The desert journey began and we were off. There was no road but now and again there were signboards, pointing to Baghdad. The drivers, who were in a separate cab, travelled by means of a compass and by dead reckoning navigation, but they were aware of the route we were taking although there were no landmarks. The journey was very bumpy and although there was another bus with us we rarely saw it because of the dust and sand we were blowing up. One thing that I well remember was seeing, on a hilltop, a fort of the type used by French Foreign Legion, and then we stopped for a lone soldier of the Legion who we guessed was collecting the mail.
It was all very interesting, and I thoroughly enjoyed the journey as it was a once in a lifetime experience with the opportunity to see wild camels running around in herds and places in the desert we had read of but never expected to see. We stopped at an oasis for a short time to stretch our legs, and later at "Rutbah Wells”, where there was an open-air market and I bought a "Burnous" for the sake of buying something in the desert, but we were still short of cash. We had no Syrian money, but it was a bit of fun. It was ten o'clock in the evening and the market was in full swing, and among all the desert Bedouins it was a strange experience.
We carried on with most of us managing to get some sleep until about 7 a.m. when we pulled up at a "Hotel" for breakfast. The hotel stood out of the ground about two feet high and was entered by going down a flight of steps in the sand. We wondered where we were going, but it was laid out with tables and breakfast was served. While we were having our meal a number of British nurses arrived. They were all dressed in their white uniforms, which were no longer a white colour as they were travelling in an ordinary single decker bus. We felt a bit sorry for them but even under those very hot conditions they were smiling and happy. In contrast some of our travelling companions were grumbling, even though we were travelling in first class air-conditioned comfort.
We arrived in Baghdad about 9 o'clock that morning and were taken to our hotel where our room overlooked the river Tigris. We were looking forward to our visit and set of to tour the City, but our luck was short lived as when we returned to the hotel we were told that the engineers were to catch the evening train to Basra. There were four of us and we were a bit disappointed, but that was why we were travelling, we were on business and there was a war on, and it was not a holiday tour.

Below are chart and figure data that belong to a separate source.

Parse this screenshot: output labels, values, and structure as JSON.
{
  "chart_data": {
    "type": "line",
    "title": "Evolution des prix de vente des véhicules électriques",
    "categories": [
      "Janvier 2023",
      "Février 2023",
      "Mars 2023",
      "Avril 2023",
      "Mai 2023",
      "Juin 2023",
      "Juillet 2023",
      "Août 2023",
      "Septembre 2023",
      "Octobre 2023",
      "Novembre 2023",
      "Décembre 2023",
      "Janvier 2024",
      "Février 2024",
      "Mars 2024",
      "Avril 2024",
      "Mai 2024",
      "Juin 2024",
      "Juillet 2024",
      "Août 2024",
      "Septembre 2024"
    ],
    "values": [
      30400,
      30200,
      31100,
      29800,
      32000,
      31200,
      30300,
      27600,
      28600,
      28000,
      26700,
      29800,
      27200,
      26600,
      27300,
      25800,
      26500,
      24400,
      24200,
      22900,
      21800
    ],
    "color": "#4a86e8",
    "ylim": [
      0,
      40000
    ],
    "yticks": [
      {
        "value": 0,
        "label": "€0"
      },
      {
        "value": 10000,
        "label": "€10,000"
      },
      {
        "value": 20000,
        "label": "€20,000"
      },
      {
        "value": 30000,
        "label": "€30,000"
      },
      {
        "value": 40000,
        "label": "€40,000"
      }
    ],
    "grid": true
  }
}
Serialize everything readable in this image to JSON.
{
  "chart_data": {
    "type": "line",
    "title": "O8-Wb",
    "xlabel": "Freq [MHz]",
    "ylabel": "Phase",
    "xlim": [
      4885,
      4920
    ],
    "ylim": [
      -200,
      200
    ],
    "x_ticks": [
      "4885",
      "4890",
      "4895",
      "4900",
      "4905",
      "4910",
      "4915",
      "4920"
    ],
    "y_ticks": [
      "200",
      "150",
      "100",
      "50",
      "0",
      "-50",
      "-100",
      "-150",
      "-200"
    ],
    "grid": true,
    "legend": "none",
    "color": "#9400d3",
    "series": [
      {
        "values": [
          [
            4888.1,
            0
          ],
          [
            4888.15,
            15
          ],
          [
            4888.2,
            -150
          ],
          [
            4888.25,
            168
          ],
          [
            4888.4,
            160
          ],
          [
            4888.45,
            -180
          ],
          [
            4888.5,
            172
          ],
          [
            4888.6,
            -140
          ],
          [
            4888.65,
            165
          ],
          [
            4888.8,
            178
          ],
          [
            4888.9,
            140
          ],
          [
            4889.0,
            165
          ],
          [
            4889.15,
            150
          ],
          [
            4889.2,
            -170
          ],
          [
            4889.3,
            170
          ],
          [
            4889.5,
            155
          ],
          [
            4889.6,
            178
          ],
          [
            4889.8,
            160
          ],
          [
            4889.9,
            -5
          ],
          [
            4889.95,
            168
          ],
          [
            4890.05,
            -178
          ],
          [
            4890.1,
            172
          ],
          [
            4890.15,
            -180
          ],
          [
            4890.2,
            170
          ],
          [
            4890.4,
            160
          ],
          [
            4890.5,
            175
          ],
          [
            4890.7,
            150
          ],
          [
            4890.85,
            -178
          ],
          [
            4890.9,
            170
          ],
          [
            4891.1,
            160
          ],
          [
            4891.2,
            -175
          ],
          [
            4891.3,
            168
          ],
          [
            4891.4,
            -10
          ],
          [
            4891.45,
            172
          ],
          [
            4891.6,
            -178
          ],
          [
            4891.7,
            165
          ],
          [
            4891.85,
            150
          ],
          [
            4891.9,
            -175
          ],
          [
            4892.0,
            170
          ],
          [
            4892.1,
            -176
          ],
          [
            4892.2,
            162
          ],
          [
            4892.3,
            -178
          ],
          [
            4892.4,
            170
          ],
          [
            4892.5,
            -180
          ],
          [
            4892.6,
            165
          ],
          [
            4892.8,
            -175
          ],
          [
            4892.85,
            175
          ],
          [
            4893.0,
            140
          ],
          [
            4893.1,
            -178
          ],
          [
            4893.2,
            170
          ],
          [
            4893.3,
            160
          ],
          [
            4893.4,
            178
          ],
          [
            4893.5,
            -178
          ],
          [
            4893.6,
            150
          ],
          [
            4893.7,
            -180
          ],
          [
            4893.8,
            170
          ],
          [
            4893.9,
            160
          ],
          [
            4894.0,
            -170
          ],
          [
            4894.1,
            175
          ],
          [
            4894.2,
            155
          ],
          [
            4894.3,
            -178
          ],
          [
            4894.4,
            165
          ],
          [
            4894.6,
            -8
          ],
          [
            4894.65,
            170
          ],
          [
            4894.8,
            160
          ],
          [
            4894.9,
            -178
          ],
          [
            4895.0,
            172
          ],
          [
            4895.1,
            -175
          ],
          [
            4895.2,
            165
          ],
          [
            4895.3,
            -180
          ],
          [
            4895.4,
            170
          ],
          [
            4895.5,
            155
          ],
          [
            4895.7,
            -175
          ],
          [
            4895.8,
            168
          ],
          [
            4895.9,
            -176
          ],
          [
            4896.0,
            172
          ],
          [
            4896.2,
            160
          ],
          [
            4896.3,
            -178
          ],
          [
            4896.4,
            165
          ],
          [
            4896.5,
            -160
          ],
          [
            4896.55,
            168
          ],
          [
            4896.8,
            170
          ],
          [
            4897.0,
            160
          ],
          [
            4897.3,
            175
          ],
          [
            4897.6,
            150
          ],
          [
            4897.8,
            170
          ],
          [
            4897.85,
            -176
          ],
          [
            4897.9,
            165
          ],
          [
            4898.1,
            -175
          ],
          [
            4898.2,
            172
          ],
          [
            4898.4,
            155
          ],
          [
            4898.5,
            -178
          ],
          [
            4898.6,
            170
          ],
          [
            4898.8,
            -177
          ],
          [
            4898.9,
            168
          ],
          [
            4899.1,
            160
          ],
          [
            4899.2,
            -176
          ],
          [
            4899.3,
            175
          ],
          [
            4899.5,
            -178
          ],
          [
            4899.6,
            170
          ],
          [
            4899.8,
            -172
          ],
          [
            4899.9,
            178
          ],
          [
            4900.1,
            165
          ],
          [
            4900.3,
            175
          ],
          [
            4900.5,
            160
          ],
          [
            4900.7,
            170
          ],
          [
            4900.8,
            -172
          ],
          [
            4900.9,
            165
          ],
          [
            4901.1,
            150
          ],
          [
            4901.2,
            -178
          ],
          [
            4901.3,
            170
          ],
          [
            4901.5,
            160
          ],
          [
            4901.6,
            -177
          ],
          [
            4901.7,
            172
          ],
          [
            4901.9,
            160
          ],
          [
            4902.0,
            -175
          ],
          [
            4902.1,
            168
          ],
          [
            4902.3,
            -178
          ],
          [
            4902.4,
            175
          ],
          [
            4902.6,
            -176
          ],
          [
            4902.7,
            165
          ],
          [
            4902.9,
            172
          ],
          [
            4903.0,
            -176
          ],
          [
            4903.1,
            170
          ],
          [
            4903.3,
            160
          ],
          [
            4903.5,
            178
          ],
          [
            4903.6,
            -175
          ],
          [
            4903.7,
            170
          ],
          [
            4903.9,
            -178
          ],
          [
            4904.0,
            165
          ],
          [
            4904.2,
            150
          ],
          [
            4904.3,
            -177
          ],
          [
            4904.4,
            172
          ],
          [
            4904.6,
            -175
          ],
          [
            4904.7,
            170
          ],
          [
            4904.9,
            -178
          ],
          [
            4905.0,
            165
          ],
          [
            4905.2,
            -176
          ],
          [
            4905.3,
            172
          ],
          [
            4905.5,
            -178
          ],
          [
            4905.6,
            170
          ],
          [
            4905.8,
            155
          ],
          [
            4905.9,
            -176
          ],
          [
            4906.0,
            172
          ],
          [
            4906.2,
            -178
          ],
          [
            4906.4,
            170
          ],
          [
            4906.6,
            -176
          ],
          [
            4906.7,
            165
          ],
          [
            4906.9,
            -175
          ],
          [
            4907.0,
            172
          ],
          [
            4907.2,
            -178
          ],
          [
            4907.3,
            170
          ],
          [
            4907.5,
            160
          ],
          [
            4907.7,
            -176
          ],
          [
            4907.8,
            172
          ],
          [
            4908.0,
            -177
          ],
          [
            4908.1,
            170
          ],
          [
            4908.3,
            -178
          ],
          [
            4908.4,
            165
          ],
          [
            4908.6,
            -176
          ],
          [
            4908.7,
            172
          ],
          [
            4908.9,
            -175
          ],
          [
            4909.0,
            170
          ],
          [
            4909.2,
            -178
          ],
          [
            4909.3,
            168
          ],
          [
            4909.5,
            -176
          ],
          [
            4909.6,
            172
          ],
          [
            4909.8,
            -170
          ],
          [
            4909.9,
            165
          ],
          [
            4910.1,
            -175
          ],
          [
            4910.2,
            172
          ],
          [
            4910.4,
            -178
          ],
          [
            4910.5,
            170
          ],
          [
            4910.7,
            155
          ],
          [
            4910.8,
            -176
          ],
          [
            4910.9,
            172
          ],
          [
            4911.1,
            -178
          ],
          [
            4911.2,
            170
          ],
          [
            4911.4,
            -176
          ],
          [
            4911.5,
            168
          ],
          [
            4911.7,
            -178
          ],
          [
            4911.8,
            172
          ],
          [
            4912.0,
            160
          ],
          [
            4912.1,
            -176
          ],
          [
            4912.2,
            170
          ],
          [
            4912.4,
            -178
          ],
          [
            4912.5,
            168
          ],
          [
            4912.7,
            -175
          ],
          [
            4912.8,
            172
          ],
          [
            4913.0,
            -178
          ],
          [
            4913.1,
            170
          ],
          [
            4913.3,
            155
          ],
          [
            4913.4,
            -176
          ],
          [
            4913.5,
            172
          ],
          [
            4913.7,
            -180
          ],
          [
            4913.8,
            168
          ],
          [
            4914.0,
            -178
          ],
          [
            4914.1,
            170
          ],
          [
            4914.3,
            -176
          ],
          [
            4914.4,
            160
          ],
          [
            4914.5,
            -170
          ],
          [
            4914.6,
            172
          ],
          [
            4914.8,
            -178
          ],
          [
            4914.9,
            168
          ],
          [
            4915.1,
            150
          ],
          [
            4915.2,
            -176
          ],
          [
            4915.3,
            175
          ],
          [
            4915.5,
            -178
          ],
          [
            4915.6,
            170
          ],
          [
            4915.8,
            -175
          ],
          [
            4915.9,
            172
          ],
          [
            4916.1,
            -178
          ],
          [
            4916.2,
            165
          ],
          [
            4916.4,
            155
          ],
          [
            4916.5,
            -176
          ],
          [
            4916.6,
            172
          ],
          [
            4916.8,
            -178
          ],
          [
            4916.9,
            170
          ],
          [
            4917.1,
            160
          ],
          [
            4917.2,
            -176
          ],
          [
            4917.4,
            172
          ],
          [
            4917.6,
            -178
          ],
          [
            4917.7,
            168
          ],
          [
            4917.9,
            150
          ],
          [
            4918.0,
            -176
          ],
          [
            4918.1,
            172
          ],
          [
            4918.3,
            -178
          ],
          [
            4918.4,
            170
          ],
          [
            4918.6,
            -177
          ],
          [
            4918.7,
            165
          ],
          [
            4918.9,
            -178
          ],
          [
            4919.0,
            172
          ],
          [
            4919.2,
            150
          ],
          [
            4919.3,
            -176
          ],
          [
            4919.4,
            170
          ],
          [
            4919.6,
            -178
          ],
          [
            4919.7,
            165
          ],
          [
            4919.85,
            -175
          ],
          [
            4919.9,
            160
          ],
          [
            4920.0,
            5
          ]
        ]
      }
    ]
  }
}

Arriving in Basra about 10 o'clock next morning, a motor launch was waiting and we travelled to Abadan along the river. It was not a comfortable trip, very hot and sticky, especially when the Customs Officers made us wait for about half an hour in the launch whilst they checked and stamped our passports.
Arriving at the Company Office I was immediately assigned as Second Engineer to the “Empire Sapphire", the very same vessel that I had left as a passenger almost a year before. I had done a lot of travelling in that time, had had my home leave and passed my examinations for Chief Engineer, so I was ready for another spell at sea.